Injury to Swimmers - bad luck, bad athletes or bad management?

Date:

02 May 2014

Presenters:

Peter Blanch, Sports Science and Medicine, Cricket Australia

Biography

Peter Blanch has worked in elite sport for almost 30 years. Early in his career he was involved with teams in the VFL (Victorian Football League) before it became the AFL, the NSL (National Soccer League) before it became the A league and the NBL back when Australian basketball was on television. For twenty years he worked at the Australian Institute of Sport in Canberra working with numerous programs but specifically basketball, cycling, triathlon and swimming. During this time he attended three Olympics, five Commonwealth Games and numerous other International competitions. A lot of this time was spent as a clinician but along the way he has also been involved in research with a Masters degree in three dimensional motion in swimming, over 40 peer-reviewed publications, adjunct positions at three universities and

numerous national and international conference presentations. Over the last two years he has taken the role of Sports Science and Sports Medicine Manager for Cricket Australia with one of his major KPIs being the reduction of injuries to fast bowlers.

Synopsis

Due to the high repetitious workload of swimming training, overuse injuries especially of the shoulder are a costly problem for swimming.
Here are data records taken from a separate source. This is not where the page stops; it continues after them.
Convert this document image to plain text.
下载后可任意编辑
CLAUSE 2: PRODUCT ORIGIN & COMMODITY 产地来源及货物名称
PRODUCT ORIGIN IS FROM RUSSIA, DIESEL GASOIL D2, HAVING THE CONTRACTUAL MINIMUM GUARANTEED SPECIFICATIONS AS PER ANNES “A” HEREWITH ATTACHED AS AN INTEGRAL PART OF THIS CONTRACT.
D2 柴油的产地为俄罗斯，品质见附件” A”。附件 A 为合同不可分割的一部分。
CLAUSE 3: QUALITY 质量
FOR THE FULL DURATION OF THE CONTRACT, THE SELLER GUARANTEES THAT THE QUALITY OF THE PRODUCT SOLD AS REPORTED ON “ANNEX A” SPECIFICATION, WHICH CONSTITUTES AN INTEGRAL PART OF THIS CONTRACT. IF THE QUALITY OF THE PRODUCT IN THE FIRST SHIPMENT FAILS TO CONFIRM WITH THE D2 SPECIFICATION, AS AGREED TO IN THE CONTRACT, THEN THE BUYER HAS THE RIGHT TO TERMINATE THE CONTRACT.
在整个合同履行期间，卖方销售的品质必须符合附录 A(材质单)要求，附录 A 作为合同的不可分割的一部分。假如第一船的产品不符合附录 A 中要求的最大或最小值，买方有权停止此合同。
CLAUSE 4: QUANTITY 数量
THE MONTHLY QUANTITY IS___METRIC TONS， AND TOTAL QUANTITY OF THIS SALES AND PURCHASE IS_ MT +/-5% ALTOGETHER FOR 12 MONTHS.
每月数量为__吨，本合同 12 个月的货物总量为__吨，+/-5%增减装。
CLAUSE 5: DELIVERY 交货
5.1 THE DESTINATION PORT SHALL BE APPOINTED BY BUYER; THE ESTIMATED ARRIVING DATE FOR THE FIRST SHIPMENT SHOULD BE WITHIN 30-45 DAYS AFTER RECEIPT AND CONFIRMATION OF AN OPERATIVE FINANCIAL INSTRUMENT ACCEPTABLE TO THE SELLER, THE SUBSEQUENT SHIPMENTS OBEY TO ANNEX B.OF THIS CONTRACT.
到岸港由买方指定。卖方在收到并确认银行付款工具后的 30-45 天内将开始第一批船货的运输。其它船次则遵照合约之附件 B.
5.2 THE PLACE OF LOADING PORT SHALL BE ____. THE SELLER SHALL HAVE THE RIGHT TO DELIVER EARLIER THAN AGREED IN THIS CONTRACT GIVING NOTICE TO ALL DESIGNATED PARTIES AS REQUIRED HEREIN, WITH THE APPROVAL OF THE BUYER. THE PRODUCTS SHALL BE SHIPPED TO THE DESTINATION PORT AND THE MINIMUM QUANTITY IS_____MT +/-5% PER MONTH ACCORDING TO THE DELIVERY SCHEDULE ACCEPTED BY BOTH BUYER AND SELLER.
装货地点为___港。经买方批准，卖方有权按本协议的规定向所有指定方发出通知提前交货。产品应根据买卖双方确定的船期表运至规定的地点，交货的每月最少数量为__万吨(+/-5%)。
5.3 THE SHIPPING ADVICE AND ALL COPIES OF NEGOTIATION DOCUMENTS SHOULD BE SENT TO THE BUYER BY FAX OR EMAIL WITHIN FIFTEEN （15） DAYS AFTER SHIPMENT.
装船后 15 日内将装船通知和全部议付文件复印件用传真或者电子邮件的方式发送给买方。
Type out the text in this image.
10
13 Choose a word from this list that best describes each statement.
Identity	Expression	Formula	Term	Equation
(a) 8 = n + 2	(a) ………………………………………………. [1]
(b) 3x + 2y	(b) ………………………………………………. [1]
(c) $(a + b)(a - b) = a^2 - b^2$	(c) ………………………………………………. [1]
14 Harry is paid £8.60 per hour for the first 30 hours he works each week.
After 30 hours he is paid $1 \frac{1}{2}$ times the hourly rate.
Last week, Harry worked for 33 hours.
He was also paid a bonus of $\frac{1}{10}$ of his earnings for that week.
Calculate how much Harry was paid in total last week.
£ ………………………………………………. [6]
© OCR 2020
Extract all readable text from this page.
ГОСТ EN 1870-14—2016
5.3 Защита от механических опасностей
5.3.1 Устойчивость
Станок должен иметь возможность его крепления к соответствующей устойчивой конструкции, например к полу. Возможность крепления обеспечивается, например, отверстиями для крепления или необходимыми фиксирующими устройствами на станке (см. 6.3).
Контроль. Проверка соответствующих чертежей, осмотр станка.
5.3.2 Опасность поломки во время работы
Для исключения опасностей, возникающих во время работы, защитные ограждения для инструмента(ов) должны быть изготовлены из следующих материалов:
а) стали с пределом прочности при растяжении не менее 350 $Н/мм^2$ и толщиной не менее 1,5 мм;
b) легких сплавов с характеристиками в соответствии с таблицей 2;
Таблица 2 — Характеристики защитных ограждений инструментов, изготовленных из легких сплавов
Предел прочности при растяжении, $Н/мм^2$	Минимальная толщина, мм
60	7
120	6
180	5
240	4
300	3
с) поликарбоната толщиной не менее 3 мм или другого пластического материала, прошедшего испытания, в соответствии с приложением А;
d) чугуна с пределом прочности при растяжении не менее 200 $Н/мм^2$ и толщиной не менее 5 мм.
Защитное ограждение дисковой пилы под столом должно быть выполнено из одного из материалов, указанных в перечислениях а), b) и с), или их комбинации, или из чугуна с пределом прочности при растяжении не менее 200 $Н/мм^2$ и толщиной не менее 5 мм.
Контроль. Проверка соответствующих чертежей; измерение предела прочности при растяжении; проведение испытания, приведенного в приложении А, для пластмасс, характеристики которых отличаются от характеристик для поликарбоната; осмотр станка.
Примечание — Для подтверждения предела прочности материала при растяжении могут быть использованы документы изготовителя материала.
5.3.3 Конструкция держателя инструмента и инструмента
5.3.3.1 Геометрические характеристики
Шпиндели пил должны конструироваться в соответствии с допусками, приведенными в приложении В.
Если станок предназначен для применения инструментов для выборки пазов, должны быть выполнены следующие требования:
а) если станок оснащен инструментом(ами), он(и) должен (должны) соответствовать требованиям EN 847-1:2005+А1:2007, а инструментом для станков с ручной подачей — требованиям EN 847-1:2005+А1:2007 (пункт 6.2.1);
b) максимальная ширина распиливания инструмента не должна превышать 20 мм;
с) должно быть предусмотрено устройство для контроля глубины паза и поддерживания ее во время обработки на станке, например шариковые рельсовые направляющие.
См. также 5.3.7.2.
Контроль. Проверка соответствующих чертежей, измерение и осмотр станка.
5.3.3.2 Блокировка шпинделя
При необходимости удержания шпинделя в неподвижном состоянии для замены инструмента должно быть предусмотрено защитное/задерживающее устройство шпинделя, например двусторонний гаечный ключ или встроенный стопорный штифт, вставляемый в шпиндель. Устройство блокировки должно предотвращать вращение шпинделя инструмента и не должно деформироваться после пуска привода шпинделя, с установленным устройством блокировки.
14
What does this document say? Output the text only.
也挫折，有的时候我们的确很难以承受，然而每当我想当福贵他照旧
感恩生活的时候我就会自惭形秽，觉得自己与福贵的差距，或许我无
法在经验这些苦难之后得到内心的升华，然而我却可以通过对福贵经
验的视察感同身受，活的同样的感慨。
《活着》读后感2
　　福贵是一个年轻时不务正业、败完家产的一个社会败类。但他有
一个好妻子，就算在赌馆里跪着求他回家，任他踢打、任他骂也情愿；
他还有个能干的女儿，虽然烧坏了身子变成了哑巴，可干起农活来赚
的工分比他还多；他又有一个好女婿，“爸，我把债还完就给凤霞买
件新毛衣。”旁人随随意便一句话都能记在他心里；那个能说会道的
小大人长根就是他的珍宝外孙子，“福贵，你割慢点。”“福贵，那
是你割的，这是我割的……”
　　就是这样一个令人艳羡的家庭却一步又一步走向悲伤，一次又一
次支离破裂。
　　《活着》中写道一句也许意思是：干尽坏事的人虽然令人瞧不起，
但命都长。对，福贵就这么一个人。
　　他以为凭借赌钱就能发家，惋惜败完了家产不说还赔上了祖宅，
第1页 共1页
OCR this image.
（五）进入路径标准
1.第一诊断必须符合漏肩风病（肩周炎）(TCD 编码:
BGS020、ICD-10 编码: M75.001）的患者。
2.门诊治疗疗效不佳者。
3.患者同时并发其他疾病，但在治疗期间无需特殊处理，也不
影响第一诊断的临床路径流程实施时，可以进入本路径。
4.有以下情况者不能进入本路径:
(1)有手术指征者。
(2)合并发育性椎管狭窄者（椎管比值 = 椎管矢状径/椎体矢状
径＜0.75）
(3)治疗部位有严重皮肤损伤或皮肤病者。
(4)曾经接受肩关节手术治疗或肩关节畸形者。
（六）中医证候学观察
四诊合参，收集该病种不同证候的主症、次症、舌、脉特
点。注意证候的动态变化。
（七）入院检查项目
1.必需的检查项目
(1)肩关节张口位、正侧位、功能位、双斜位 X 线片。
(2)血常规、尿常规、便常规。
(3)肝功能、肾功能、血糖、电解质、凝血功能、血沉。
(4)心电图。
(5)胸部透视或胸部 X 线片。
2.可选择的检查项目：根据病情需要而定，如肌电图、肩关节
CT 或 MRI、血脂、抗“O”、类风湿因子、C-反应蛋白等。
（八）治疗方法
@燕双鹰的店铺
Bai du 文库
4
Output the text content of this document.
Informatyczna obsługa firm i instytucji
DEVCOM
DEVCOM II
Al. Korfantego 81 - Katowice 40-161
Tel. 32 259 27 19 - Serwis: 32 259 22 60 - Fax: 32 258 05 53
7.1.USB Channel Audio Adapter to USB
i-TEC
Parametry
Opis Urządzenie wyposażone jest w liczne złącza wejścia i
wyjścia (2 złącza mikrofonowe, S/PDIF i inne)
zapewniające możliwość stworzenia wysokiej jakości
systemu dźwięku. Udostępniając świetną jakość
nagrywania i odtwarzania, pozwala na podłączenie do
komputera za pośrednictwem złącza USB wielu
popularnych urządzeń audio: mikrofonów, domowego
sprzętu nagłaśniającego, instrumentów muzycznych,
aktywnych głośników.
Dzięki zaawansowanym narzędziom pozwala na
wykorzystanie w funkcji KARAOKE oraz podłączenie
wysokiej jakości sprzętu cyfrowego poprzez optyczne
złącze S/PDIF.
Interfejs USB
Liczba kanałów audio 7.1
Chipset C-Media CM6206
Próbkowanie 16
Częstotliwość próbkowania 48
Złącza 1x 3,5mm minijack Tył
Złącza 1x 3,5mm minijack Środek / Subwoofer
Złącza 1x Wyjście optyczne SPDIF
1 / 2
Due to different logistical reasons long term injury surveillance in swimming has not been achieved and research is often around perceived risk factors examined retrospectively and/or cross-sectionally. The identified risk factors often place ‘the blame’ for injury on some sort of athlete inadequacy (genetic, flexibility, strength, technique). However the most consistent findings that occur in the literature related to injury are to do with training volume and structure. Training ramped up too quickly, taken too high or maintained at monotonous levels are all related to injury. This of course places considerable responsibility on the coach. The basic recording of injury history and injury costs associated with measurement of the load athletes are placed under is fundamental information required for swimming to advance in the area of injury prevention.